Die Südtiroler Küche ist etwas Besonderes
Das St. Hubertus ist eines der drei Restaurants im Hotel Rosa Alpina in St. Kassian im Gadertal. Seit 2007 hat es zwei Michelin-Sterne; somit verfügt St. Kassian, gemessen an seinen 700 Einwohnern, mit drei Sternen (das Restaurant „Siriola“ im Hotel Ciasa Salares hat einen Stern) über die höchste Sternedichte in ganz Europa.

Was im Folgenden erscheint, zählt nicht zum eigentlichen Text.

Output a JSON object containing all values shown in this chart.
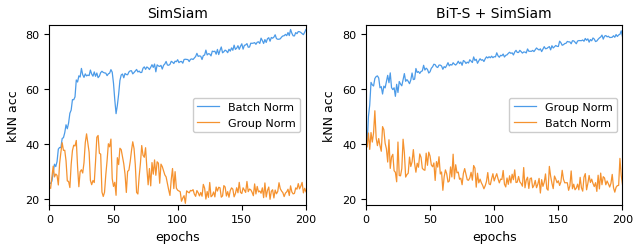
{
  "title_left": "SimSiam",
  "title_right": "BiT-S + SimSiam",
  "xlabel": "epochs",
  "ylabel": "kNN acc",
  "xlim": [
    0,
    200
  ],
  "ylim": [
    18,
    83
  ],
  "yticks": [
    20,
    40,
    60,
    80
  ],
  "xticks": [
    0,
    50,
    100,
    150,
    200
  ],
  "blue_color": "#4C9BE8",
  "orange_color": "#F5922F",
  "legend_left": [
    "Batch Norm",
    "Group Norm"
  ],
  "legend_right": [
    "Group Norm",
    "Batch Norm"
  ],
  "figsize": [
    6.4,
    2.51
  ],
  "dpi": 100
}
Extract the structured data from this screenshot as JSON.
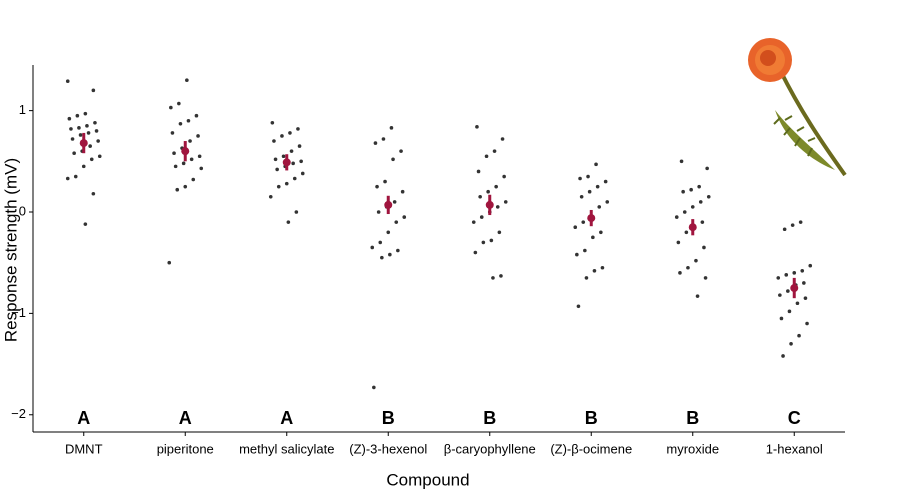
{
  "chart_data": {
    "type": "strip",
    "ylabel": "Response strength (mV)",
    "xlabel": "Compound",
    "categories": [
      "DMNT",
      "piperitone",
      "methyl salicylate",
      "(Z)-3-hexenol",
      "β-caryophyllene",
      "(Z)-β-ocimene",
      "myroxide",
      "1-hexanol"
    ],
    "points": [
      [
        1.29,
        1.2,
        0.97,
        0.95,
        0.92,
        0.88,
        0.85,
        0.83,
        0.82,
        0.8,
        0.78,
        0.76,
        0.72,
        0.7,
        0.65,
        0.6,
        0.58,
        0.55,
        0.52,
        0.45,
        0.35,
        0.33,
        0.18,
        -0.12
      ],
      [
        1.3,
        1.07,
        1.03,
        0.95,
        0.9,
        0.87,
        0.78,
        0.75,
        0.7,
        0.63,
        0.58,
        0.55,
        0.52,
        0.48,
        0.45,
        0.43,
        0.32,
        0.25,
        0.22,
        -0.5
      ],
      [
        0.88,
        0.82,
        0.78,
        0.75,
        0.7,
        0.65,
        0.6,
        0.55,
        0.52,
        0.5,
        0.48,
        0.45,
        0.42,
        0.38,
        0.33,
        0.28,
        0.25,
        0.15,
        0.0,
        -0.1
      ],
      [
        0.83,
        0.72,
        0.68,
        0.6,
        0.52,
        0.3,
        0.25,
        0.2,
        0.1,
        0.05,
        0.0,
        -0.05,
        -0.1,
        -0.2,
        -0.3,
        -0.35,
        -0.38,
        -0.42,
        -0.45,
        -1.73
      ],
      [
        0.84,
        0.72,
        0.6,
        0.55,
        0.4,
        0.35,
        0.25,
        0.2,
        0.15,
        0.1,
        0.05,
        0.0,
        -0.05,
        -0.1,
        -0.2,
        -0.28,
        -0.3,
        -0.4,
        -0.63,
        -0.65
      ],
      [
        0.47,
        0.35,
        0.33,
        0.3,
        0.25,
        0.2,
        0.15,
        0.1,
        0.05,
        -0.05,
        -0.1,
        -0.15,
        -0.2,
        -0.25,
        -0.38,
        -0.42,
        -0.55,
        -0.58,
        -0.65,
        -0.93
      ],
      [
        0.5,
        0.43,
        0.25,
        0.22,
        0.2,
        0.15,
        0.1,
        0.05,
        0.0,
        -0.05,
        -0.1,
        -0.15,
        -0.2,
        -0.3,
        -0.35,
        -0.48,
        -0.55,
        -0.6,
        -0.65,
        -0.83
      ],
      [
        -0.1,
        -0.13,
        -0.17,
        -0.53,
        -0.58,
        -0.6,
        -0.62,
        -0.65,
        -0.7,
        -0.72,
        -0.78,
        -0.82,
        -0.85,
        -0.9,
        -0.98,
        -1.05,
        -1.1,
        -1.22,
        -1.3,
        -1.42
      ]
    ],
    "means": [
      0.68,
      0.6,
      0.49,
      0.07,
      0.07,
      -0.06,
      -0.15,
      -0.75
    ],
    "errors": [
      0.1,
      0.1,
      0.08,
      0.09,
      0.1,
      0.08,
      0.08,
      0.1
    ],
    "letters": [
      "A",
      "A",
      "A",
      "B",
      "B",
      "B",
      "B",
      "C"
    ],
    "ylim": [
      -2.17,
      1.45
    ],
    "yticks": [
      {
        "value": -2,
        "label": "−2"
      },
      {
        "value": -1,
        "label": "−1"
      },
      0,
      1
    ],
    "point_color": "#333333",
    "mean_color": "#a0153e"
  }
}
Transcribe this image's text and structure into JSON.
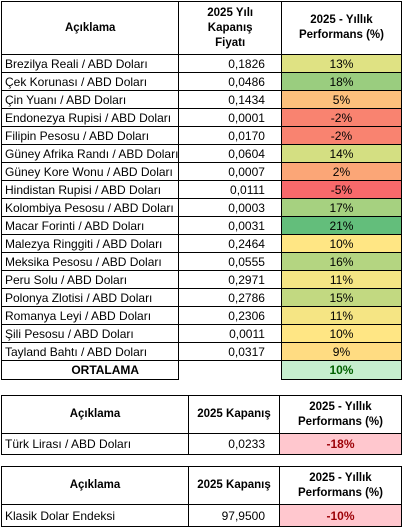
{
  "main_table": {
    "headers": {
      "name": "Açıklama",
      "price": "2025 Yılı Kapanış Fiyatı",
      "perf": "2025 - Yıllık Performans (%)"
    },
    "rows": [
      {
        "name": "Brezilya Reali / ABD Doları",
        "price": "0,1826",
        "perf": "13%",
        "color": "#dfe283"
      },
      {
        "name": "Çek Korunası / ABD Doları",
        "price": "0,0486",
        "perf": "18%",
        "color": "#9acd7f"
      },
      {
        "name": "Çin Yuanı / ABD Doları",
        "price": "0,1434",
        "perf": "5%",
        "color": "#fcc07c"
      },
      {
        "name": "Endonezya Rupisi / ABD Doları",
        "price": "0,0001",
        "perf": "-2%",
        "color": "#f98370"
      },
      {
        "name": "Filipin Pesosu / ABD Doları",
        "price": "0,0170",
        "perf": "-2%",
        "color": "#f98370"
      },
      {
        "name": "Güney Afrika Randı / ABD Doları",
        "price": "0,0604",
        "perf": "14%",
        "color": "#d4df82"
      },
      {
        "name": "Güney Kore Wonu / ABD Doları",
        "price": "0,0007",
        "perf": "2%",
        "color": "#fba677"
      },
      {
        "name": "Hindistan Rupisi / ABD Doları",
        "price": "0,0111",
        "perf": "-5%",
        "color": "#f8696b"
      },
      {
        "name": "Kolombiya Pesosu / ABD Doları",
        "price": "0,0003",
        "perf": "17%",
        "color": "#a6d180"
      },
      {
        "name": "Macar Forinti / ABD Doları",
        "price": "0,0031",
        "perf": "21%",
        "color": "#63be7b"
      },
      {
        "name": "Malezya Ringgiti / ABD Doları",
        "price": "0,2464",
        "perf": "10%",
        "color": "#ffe684"
      },
      {
        "name": "Meksika Pesosu / ABD Doları",
        "price": "0,0555",
        "perf": "16%",
        "color": "#b4d581"
      },
      {
        "name": "Peru Solu / ABD Doları",
        "price": "0,2971",
        "perf": "11%",
        "color": "#f5e584"
      },
      {
        "name": "Polonya Zlotisi / ABD Doları",
        "price": "0,2786",
        "perf": "15%",
        "color": "#c2d981"
      },
      {
        "name": "Romanya Leyi / ABD Doları",
        "price": "0,2306",
        "perf": "11%",
        "color": "#f5e584"
      },
      {
        "name": "Şili Pesosu / ABD Doları",
        "price": "0,0011",
        "perf": "10%",
        "color": "#ffe684"
      },
      {
        "name": "Tayland Bahtı / ABD Doları",
        "price": "0,0317",
        "perf": "9%",
        "color": "#ffdc82"
      }
    ],
    "average": {
      "label": "ORTALAMA",
      "value": "10%",
      "color": "#c6efce",
      "text_color": "#006100"
    }
  },
  "try_table": {
    "headers": {
      "name": "Açıklama",
      "price": "2025 Kapanış",
      "perf": "2025 - Yıllık Performans (%)"
    },
    "row": {
      "name": "Türk Lirası / ABD Doları",
      "price": "0,0233",
      "perf": "-18%",
      "color": "#ffc7ce",
      "text_color": "#9c0006"
    }
  },
  "dxy_table": {
    "headers": {
      "name": "Açıklama",
      "price": "2025 Kapanış",
      "perf": "2025 - Yıllık Performans (%)"
    },
    "row": {
      "name": "Klasik Dolar Endeksi",
      "price": "97,9500",
      "perf": "-10%",
      "color": "#ffc7ce",
      "text_color": "#9c0006"
    }
  }
}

Mit 16 Guide-Michelin-Sternerestaurants in 2010 verfügt Südtirol unter allen Provinzen Italiens über die meisten Sterneküchen. Neben dem St. Hubertus von Norbert Niederkofler ist die Trenkerstube von Küchenchef Gerhard Wieser im Hotel Castel in Dorf Tirol ein weiteres Zwei- Sterne-Restaurant in Südtirol. Der „Gault Millau Südtirol 2010″ verlieh insgesamt 90 Hauben.
In Südtirol werden für eine authentische Küche vorwiegend regionale Produkte verwendet. Die europäischen Qualitätssiegel g.g.A. (geschützte geografische Angabe) und DOC (Denominazione di Origine Controllata) garantieren die Lebensmittelsicherheit und den Verbraucherschutz durch strenge Kontrollen aller Produktionsphasen. So werden regionale landwirtschaftliche Produkte und Spezialitäten wie Südtiroler Apfel g.g.A., Südtiroler Speck g.g.A. und Südtiroler DOC Wein geschützt und gefördert.